Comment encadrer ces deepfakes politiques ?
Pour certains, il est temps de réglementer ce type de vidéos diffusées à des fins électorales et générées par l’IA, si possible avant le début des périodes électorales. Car l’IA pourrait multiplier les fausses informations ou les images chocs pour convaincre, voire manipuler les électeurs. Mais toute la question réside dans le comment : comment encadrer ces deepfakes politiques, ces vidéos ou images fabriquées à bas coût, alors que les plateformes en ligne et les réseaux sociaux ont déjà du mal à retirer les fausses informations, et qu’ils sont toujours irresponsables des contenus diffusés par les utilisateurs sur leur plateforme ?
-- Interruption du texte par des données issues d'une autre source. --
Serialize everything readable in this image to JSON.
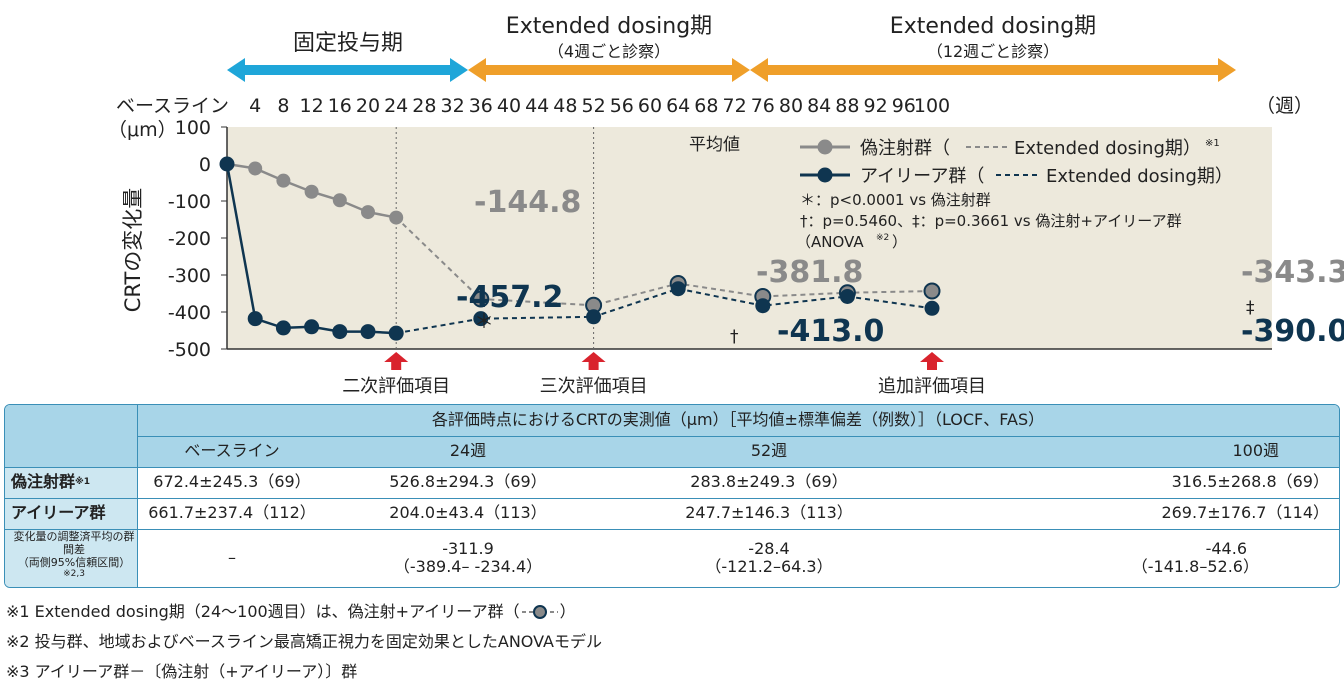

Aux États-Unis, rapporte Axios le mardi 20 juin, la pratique n’est pour l’instant ni interdite ni encadrée. Facilement accessible, et peu coûteuse, cette technologie permet aux partis politiques de faire passer des messages bien plus efficacement qu’un discours lors d’un meeting. Ces vidéos sont ensuite diffusées massivement sur les réseaux sociaux, avec dans le meilleur des cas une mention peu visible prévenant qu’elles ont été générées par l’IA.
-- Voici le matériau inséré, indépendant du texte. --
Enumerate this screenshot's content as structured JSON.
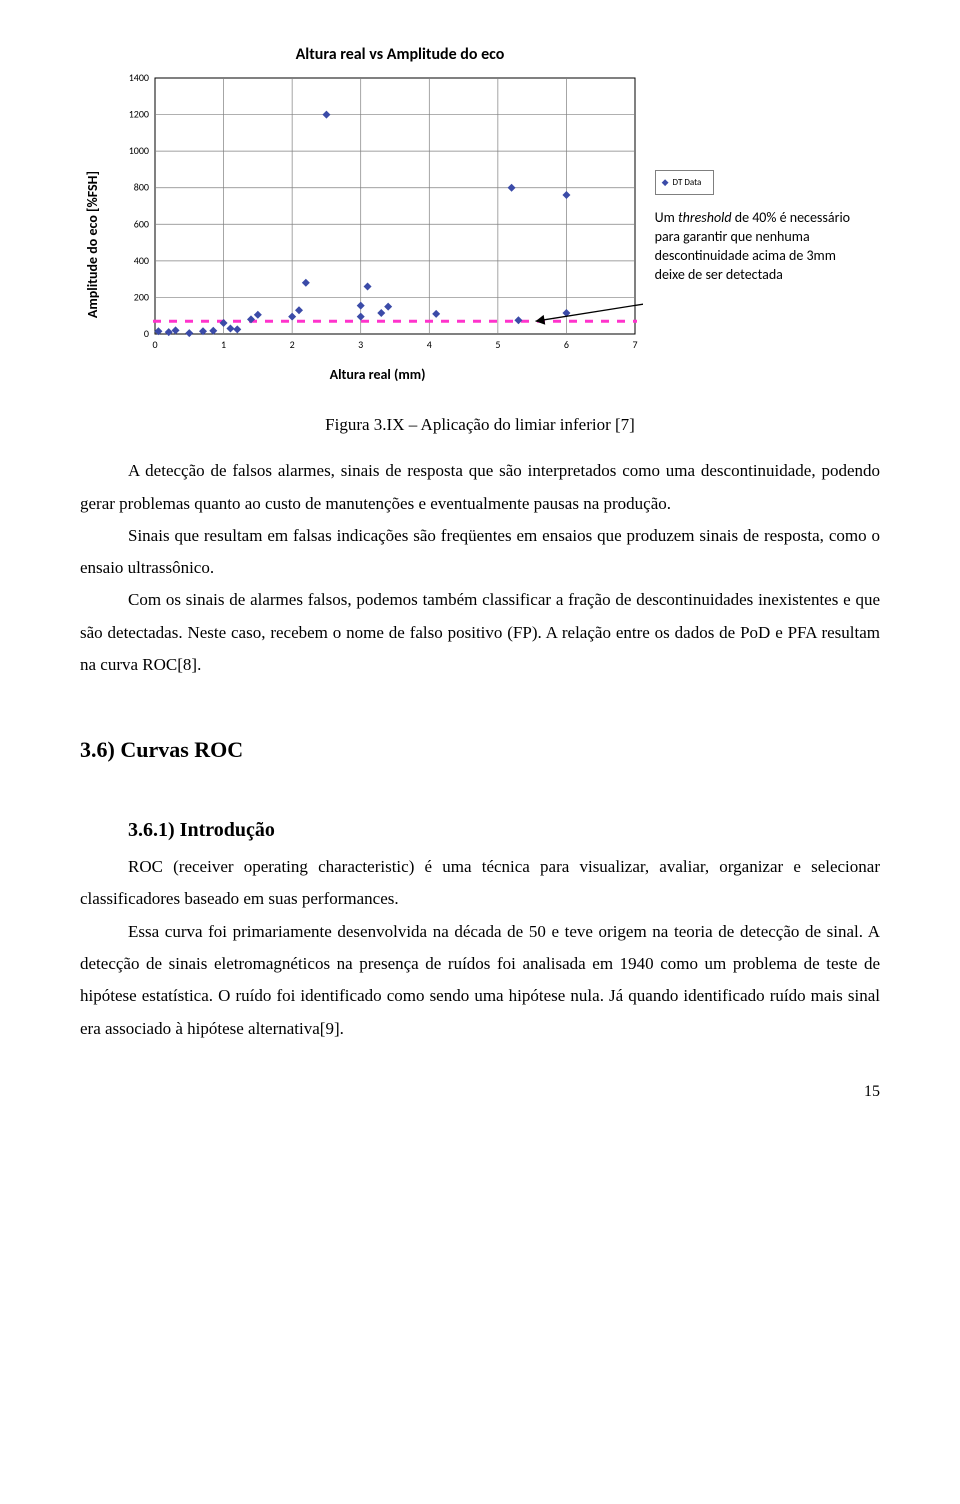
{
  "chart": {
    "type": "scatter",
    "title": "Altura real vs Amplitude do eco",
    "ylabel": "Amplitude do eco [%FSH]",
    "xlabel": "Altura real (mm)",
    "xlim": [
      0,
      7
    ],
    "ylim": [
      0,
      1400
    ],
    "xtick_step": 1,
    "ytick_step": 200,
    "tick_fontsize": 10,
    "grid_color": "#808080",
    "border_color": "#000000",
    "background_color": "#ffffff",
    "marker_color": "#3b4ba8",
    "marker_symbol": "diamond",
    "marker_size": 4,
    "threshold_line": {
      "y": 70,
      "color": "#ff33cc",
      "dash": "8 8",
      "width": 3
    },
    "legend_label": "DT Data",
    "points": [
      {
        "x": 0.05,
        "y": 15
      },
      {
        "x": 0.2,
        "y": 10
      },
      {
        "x": 0.3,
        "y": 20
      },
      {
        "x": 0.5,
        "y": 5
      },
      {
        "x": 0.7,
        "y": 15
      },
      {
        "x": 0.85,
        "y": 18
      },
      {
        "x": 1.0,
        "y": 60
      },
      {
        "x": 1.1,
        "y": 30
      },
      {
        "x": 1.2,
        "y": 25
      },
      {
        "x": 1.4,
        "y": 80
      },
      {
        "x": 1.5,
        "y": 105
      },
      {
        "x": 2.0,
        "y": 95
      },
      {
        "x": 2.1,
        "y": 130
      },
      {
        "x": 2.2,
        "y": 280
      },
      {
        "x": 2.5,
        "y": 1200
      },
      {
        "x": 3.0,
        "y": 155
      },
      {
        "x": 3.0,
        "y": 95
      },
      {
        "x": 3.1,
        "y": 260
      },
      {
        "x": 3.3,
        "y": 115
      },
      {
        "x": 3.4,
        "y": 150
      },
      {
        "x": 4.1,
        "y": 110
      },
      {
        "x": 5.2,
        "y": 800
      },
      {
        "x": 5.3,
        "y": 75
      },
      {
        "x": 6.0,
        "y": 760
      },
      {
        "x": 6.0,
        "y": 115
      }
    ],
    "arrow": {
      "from_x": 7.4,
      "from_y": 180,
      "to_x": 5.55,
      "to_y": 70
    }
  },
  "annotation_text": "Um threshold de 40% é necessário para garantir que nenhuma descontinuidade acima de 3mm deixe de ser detectada",
  "caption": "Figura 3.IX – Aplicação do limiar inferior [7]",
  "para1": "A detecção de falsos alarmes, sinais de resposta que são interpretados como uma descontinuidade, podendo gerar problemas quanto ao custo de manutenções e eventualmente pausas na produção.",
  "para2": "Sinais que resultam em falsas indicações são freqüentes em ensaios que produzem sinais de resposta, como o ensaio ultrassônico.",
  "para3": "Com os sinais de alarmes falsos, podemos também classificar a fração de descontinuidades inexistentes e que são detectadas. Neste caso, recebem o nome de falso positivo (FP). A relação entre os dados de PoD e PFA resultam na curva ROC[8].",
  "h2": "3.6) Curvas ROC",
  "h3": "3.6.1) Introdução",
  "para4": "ROC (receiver operating characteristic) é uma técnica para visualizar, avaliar, organizar e selecionar classificadores baseado em suas performances.",
  "para5": "Essa curva foi primariamente desenvolvida na década de 50 e teve origem na teoria de detecção de sinal. A detecção de sinais eletromagnéticos na presença de ruídos foi analisada em 1940 como um problema de teste de hipótese estatística. O ruído foi identificado como sendo uma hipótese nula. Já quando identificado ruído mais sinal era associado à hipótese alternativa[9].",
  "page_number": "15"
}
Dans le pays, rien n’interdit – au niveau fédéral – d’utiliser cette technologie à des fins politiques, mais la Commission électorale fédérale américaine a expliqué mardi 20 juin qu’elle réfléchissait à élaborer une réglementation sur les deepfakes politiques, rapporte Axios. Elle pourrait inclure les publicités générées avec l’IA et destinées à tromper les utilisateurs en les considérant comme des « déclarations frauduleuses », une catégorie déjà sanctionnée par une loi existante. Côté plateforme en ligne et réseaux qui interdisent souvent les contenus destinés à manipuler le public, il n’y aurait pas grand chose à attendre, soulignent nos confrères.
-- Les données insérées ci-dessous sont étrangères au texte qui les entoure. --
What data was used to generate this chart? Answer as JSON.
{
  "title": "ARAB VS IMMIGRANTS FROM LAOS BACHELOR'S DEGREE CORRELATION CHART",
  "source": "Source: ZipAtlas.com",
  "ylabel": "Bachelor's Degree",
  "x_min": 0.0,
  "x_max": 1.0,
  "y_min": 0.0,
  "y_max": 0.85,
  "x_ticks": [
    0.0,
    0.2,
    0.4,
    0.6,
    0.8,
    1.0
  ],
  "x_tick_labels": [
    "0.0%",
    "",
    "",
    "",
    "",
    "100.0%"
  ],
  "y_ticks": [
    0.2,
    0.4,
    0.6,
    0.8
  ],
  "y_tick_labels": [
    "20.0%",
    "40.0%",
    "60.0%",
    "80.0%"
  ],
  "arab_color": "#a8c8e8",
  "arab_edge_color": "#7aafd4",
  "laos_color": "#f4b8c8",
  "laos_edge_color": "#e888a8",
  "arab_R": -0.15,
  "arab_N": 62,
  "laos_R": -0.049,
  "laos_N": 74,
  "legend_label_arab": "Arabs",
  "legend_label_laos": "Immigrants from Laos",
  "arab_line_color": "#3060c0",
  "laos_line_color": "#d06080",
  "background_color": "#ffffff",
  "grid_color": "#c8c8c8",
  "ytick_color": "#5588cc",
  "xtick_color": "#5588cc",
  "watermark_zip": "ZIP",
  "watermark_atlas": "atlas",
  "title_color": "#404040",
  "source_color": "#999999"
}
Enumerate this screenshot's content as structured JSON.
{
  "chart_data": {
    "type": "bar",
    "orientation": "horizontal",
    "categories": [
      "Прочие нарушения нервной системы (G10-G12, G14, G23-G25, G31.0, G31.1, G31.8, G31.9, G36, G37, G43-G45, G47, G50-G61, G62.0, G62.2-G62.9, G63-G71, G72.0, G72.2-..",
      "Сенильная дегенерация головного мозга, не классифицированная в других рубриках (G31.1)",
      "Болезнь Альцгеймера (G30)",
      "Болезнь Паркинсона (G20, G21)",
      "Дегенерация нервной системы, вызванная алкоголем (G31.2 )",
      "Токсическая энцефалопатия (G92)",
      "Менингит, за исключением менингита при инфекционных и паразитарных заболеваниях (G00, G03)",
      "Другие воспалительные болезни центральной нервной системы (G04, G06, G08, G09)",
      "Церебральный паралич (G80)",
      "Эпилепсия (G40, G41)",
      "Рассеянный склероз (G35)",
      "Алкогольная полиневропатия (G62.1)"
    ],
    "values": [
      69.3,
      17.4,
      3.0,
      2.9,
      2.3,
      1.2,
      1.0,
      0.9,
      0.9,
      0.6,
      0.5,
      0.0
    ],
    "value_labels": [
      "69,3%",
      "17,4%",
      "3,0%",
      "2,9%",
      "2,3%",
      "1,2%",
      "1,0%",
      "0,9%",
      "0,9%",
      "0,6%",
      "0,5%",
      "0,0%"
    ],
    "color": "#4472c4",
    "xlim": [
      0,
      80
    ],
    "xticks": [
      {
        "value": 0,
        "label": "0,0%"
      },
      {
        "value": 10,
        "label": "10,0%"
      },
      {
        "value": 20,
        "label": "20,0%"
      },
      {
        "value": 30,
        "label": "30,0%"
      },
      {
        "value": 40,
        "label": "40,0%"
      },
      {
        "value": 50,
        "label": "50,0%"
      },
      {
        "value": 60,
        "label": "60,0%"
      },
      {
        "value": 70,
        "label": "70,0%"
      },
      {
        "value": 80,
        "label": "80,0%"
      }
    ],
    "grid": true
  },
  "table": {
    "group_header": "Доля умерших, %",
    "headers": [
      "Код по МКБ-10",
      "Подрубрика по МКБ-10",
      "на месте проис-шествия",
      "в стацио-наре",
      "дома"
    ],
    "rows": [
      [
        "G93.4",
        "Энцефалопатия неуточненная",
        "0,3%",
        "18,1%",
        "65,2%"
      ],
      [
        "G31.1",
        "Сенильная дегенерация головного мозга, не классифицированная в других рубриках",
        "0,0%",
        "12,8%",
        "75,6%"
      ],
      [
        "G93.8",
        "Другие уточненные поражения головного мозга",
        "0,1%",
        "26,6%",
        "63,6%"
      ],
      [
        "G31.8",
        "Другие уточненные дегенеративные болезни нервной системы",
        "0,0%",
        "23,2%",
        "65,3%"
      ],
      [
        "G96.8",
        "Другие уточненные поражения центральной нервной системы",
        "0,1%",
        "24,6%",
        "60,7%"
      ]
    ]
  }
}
Une nouvelle loi, des mentions obligatoires, un engagement des candidats ?
Google explique pourtant à Axios que « toutes les publicités, y compris électorales, doivent être conformes à nos conditions générales d’utilisation de nos services, quelle que soit la manière dont elles sont créées. Ces règles interdisent déjà l’utilisation de médias manipulés pour tromper les gens, comme les deepfakes ou les contenus trafiqués, ainsi que les publicités qui promeuvent des affirmations manifestement fausses sur les élections ». Mais pour Emma Steiner, analyste de la désinformation chez Common Cause, interrogée par nos confrères, les plateformes « ne sont pas disposées à agir sur les récits de désinformation qui évoluent ».
Faut-il alors une nouvelle loi ? C’est ce que pense la députée Yvette Clarke qui a présenté un projet le mois dernier au Congrès américain. On peut lire dans ce texte que les « innovations révolutionnaires dans le domaine de l’intelligence artificielle générative » sont susceptibles « d’exacerber et de répandre la désinformation à grande échelle et à une vitesse sans précédent ». Elle exige que le public soit a minima informé qu’il s’agit d’images générées par l’IA lorsque les publicités politiques comprennent des contenus créés par cette technologie. Au sein de l’Union européenne, le futur règlement sur l’IA prévoit aussi une mention obligatoire informant l’utilisateur de l’utilisation de l’IA. Mais cette mention pourrait facilement être effaçable, critiquent certains qui estiment qu’il faudra des mesures ou des garde-fous supplémentaires.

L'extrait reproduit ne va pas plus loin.